Aluminum is typically alloyed with other elements to produce different strengths. These alloys are defined by strength in their series, with labels ranging from 1xxx- to 7xxx-series depending on the alloying agents used. The chart below shows different alloy series and what makes them unique.
|Alloy Series||Alloying Agent(s)||Description||Examples|
|1xxx||99%+ Pure Aluminum||Is soft, ductile, and easily welds. Is not heat-treatable.||Aluminum 1100|
|2xxx||Copper||Has high strength and durability and requires corrosion protection.||Aluminum 2024|
|3xxx||Manganese||Is highly ductile, great for bending, and best suited for forming.||Aluminum 3003|
|4xxx||Silicon||Has a lower melting point and is used as a welding wire.||Aluminum 4032|
|5xxx||Magnesium||Has high strength and malleability, is great for bending, and is corrosion-resistant.||Aluminum 5052|
|6xxx||Magnesium + Silicon||Has high strength and formability. Is weldable, heat-treatable, and corrosion resistant. Has wide range of use across industries.||Aluminum 6061, Aluminum 6063|
|7xxx||Zinc||Has very high tensile strength and stiffness as well as high usage in aerospace designs.

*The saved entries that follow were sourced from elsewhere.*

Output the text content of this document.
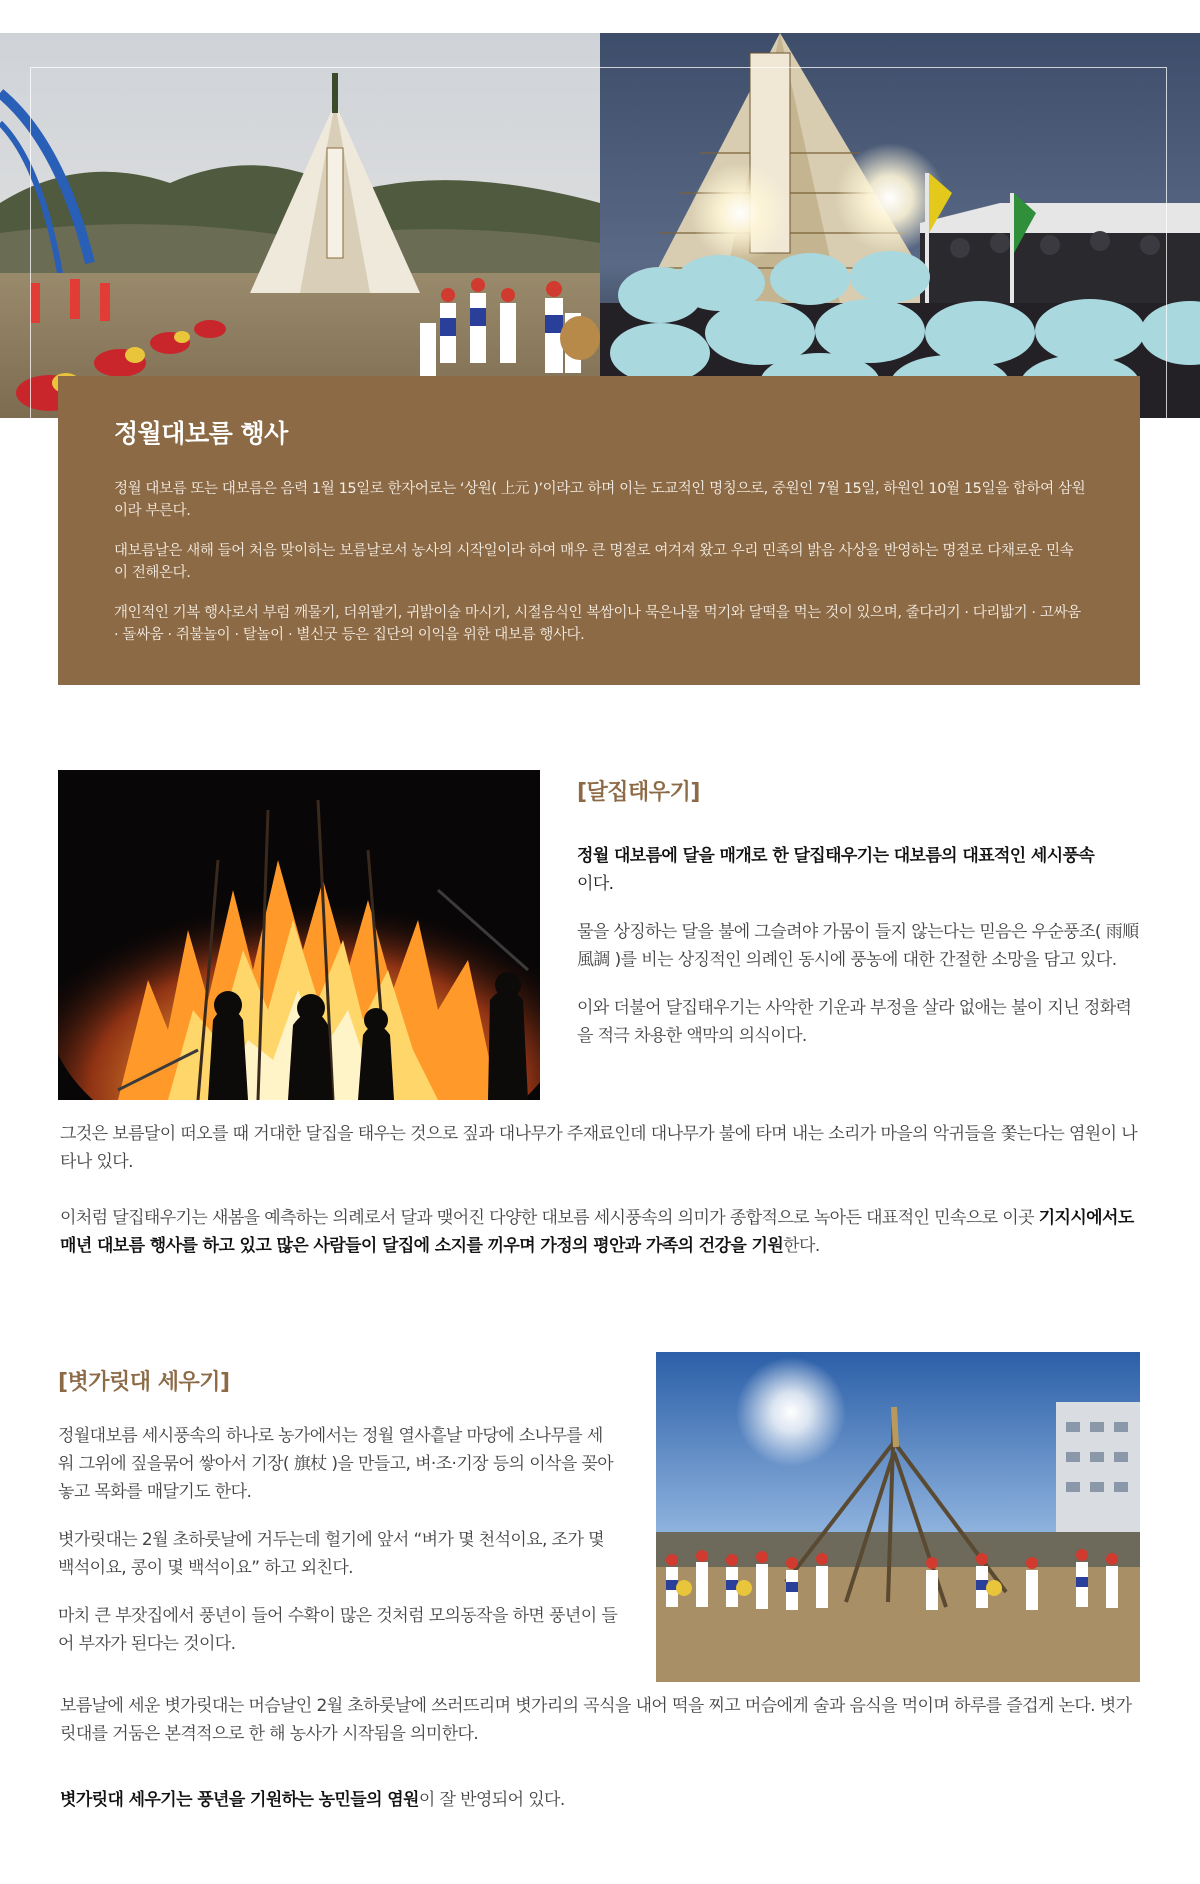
정월대보름 행사

정월 대보름 또는 대보름은 음력 1월 15일로 한자어로는 ‘상원( 上元 )’이라고 하며 이는 도교적인 명칭으로, 중원인 7월 15일, 하원인 10월 15일을 합하여 삼원이라 부른다.

대보름날은 새해 들어 처음 맞이하는 보름날로서 농사의 시작일이라 하여 매우 큰 명절로 여겨져 왔고 우리 민족의 밝음 사상을 반영하는 명절로 다채로운 민속이 전해온다.

개인적인 기복 행사로서 부럼 깨물기, 더위팔기, 귀밝이술 마시기, 시절음식인 복쌈이나 묵은나물 먹기와 달떡을 먹는 것이 있으며, 줄다리기 · 다리밟기 · 고싸움 · 돌싸움 · 쥐불놀이 · 탈놀이 · 별신굿 등은 집단의 이익을 위한 대보름 행사다.

[달집태우기]

정월 대보름에 달을 매개로 한 달집태우기는 대보름의 대표적인 세시풍속
이다.

물을 상징하는 달을 불에 그슬려야 가뭄이 들지 않는다는 믿음은 우순풍조( 雨順風調 )를 비는 상징적인 의례인 동시에 풍농에 대한 간절한 소망을 담고 있다.

이와 더불어 달집태우기는 사악한 기운과 부정을 살라 없애는 불이 지닌 정화력을 적극 차용한 액막의 의식이다.

그것은 보름달이 떠오를 때 거대한 달집을 태우는 것으로 짚과 대나무가 주재료인데 대나무가 불에 타며 내는 소리가 마을의 악귀들을 쫓는다는 염원이 나타나 있다.

이처럼 달집태우기는 새봄을 예측하는 의례로서 달과 맺어진 다양한 대보름 세시풍속의 의미가 종합적으로 녹아든 대표적인 민속으로 이곳 기지시에서도 매년 대보름 행사를 하고 있고 많은 사람들이 달집에 소지를 끼우며 가정의 평안과 가족의 건강을 기원한다.

[볏가릿대 세우기]

정월대보름 세시풍속의 하나로 농가에서는 정월 열사흩날 마당에 소나무를 세워 그위에 짚을묶어 쌓아서 기장( 旗杖 )을 만들고, 벼·조·기장 등의 이삭을 꽂아놓고 목화를 매달기도 한다.

볏가릿대는 2월 초하룻날에 거두는데 헐기에 앞서 “벼가 몇 천석이요, 조가 몇 백석이요, 콩이 몇 백석이요” 하고 외친다.

마치 큰 부잣집에서 풍년이 들어 수확이 많은 것처럼 모의동작을 하면 풍년이 들어 부자가 된다는 것이다.

보름날에 세운 볏가릿대는 머슴날인 2월 초하룻날에 쓰러뜨리며 볏가리의 곡식을 내어 떡을 찌고 머슴에게 술과 음식을 먹이며 하루를 즐겁게 논다. 볏가릿대를 거둠은 본격적으로 한 해 농사가 시작됨을 의미한다.

볏가릿대 세우기는 풍년을 기원하는 농민들의 염원이 잘 반영되어 있다.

Is not suitable for bending.||Aluminum 7050, Aluminum 7075|
Wrought aluminum alloy lookup table. 2xxx, 5xxx, 6xxx, and 7xxx-series are the most typical alloys used in aerospace and defense.

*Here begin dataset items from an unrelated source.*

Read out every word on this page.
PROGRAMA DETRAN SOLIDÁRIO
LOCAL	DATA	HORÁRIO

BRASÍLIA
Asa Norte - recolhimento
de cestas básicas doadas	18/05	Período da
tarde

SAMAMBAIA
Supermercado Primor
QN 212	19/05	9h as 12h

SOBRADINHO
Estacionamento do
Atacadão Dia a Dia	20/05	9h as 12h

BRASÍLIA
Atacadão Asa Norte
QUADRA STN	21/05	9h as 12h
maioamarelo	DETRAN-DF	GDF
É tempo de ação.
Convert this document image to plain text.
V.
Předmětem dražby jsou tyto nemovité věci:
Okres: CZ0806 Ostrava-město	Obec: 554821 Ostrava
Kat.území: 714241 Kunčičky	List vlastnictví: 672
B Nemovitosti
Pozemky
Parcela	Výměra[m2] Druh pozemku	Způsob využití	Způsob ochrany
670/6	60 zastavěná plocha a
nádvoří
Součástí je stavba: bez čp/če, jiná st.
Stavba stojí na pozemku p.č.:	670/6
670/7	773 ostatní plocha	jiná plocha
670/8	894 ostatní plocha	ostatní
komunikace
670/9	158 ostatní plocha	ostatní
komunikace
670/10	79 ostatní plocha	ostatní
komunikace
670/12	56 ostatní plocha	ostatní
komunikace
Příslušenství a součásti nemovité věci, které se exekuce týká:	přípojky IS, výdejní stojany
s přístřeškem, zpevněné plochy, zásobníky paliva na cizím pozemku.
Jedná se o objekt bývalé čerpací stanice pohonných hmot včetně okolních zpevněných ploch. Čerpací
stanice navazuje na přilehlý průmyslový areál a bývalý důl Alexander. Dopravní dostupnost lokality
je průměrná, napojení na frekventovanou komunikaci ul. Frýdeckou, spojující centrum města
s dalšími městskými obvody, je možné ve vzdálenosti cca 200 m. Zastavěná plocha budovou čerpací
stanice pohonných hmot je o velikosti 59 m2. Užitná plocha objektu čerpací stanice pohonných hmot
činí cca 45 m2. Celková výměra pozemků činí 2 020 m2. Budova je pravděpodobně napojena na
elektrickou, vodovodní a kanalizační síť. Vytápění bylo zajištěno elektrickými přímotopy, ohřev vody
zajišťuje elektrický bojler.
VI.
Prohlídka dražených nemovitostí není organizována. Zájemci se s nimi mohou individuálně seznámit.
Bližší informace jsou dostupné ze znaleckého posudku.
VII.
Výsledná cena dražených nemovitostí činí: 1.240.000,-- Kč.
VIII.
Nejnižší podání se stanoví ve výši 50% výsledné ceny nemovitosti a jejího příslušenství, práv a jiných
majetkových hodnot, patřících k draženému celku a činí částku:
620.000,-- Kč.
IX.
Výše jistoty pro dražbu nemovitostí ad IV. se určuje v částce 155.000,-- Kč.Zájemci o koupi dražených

The secondary numbers before the temper are specific alloy compositions per aluminum series. 6XXX-series aluminum, like 6061, is very popular because it does not work-harden quickly, allowing greater ease of raw material manufacturing through the extrusion of profiles. This reduces the costs of raw stock material fabrication. The material is also easily CNC milled for custom manufacturing. However, 6061 may be too brittle for rolling or forming. This is why 5XXX-series aluminum, like 5052, is most common in sheet metal fabrication or stamping applications.
An alternative to wrought billets is cast aluminum. This material provides a near-net-shape of the product. MIC-6 is a cast 5083 aluminum that is used for tooling plates and test fixtures.
To classify aluminum types beyond the net shape and strength of the alloy, temper is used in the naming series. Tempers add additional mechanical properties through rapid cooling (quenching), cold working, or precipitation heat treatment combinations.
Aluminum and alloys from 1XXX-, 3XXX-, 4XXX-, 5XXX-series can not be heat treated but can be strain hardened. This is signified with a suffix of -H##. Strain hardening strengthens a material through cold working. For example, Aluminum 5052-H32. 2XXX-, 6XXX-, and 7XXX-series aluminum can be precipitation hardened, or heat-treated, signified by a -T#, such as 6061-T6. The following reference chart depicts different aluminum tempers.
|F||Extruded, air-cooled with no special controls|
|O||Fully annealed to the lowest strength temper|
|H2||Strain-hardened and partially annealed|
|H3||Strain-hardened and stabilized|
|H4||Strain-hardened and lacquered or painted|
|T1||Cooled from an elevated temperature and naturally aged|
|T2||Cooled from an elevated temperature, cold-worked, and naturally aged|
|T3||Solution heat-treated, cold-worked, and naturally aged|
|T4||Solution heat-treated and naturally aged|
|T5||Cooled from an elevated temperature and artificially aged|
|T6||Solution heat-treated and artificially aged|
|T7||Solution heat-treated and stabilized|
|T8||Solution heat-treated, cold-worked, and artificially aged|
|T9||Solution heat-treated, artificially aged, and cold-worked|
|T10||Cooled from elevated temperature, cold-worked, and artificially aged|
Extrusion temper lookup chart. Tempers may have multiple digits after a letter to indicate sub-classifications in each temper, material age condition, and final state.
Beyond tempers, there may be additional suffix classifications that are specific to that series/temper combination. The Metallic Materials Properties Development and Standardization Handbook, MMPDS-14, is a powerful reference for more complete definitions and standards of metals used in manufacturing.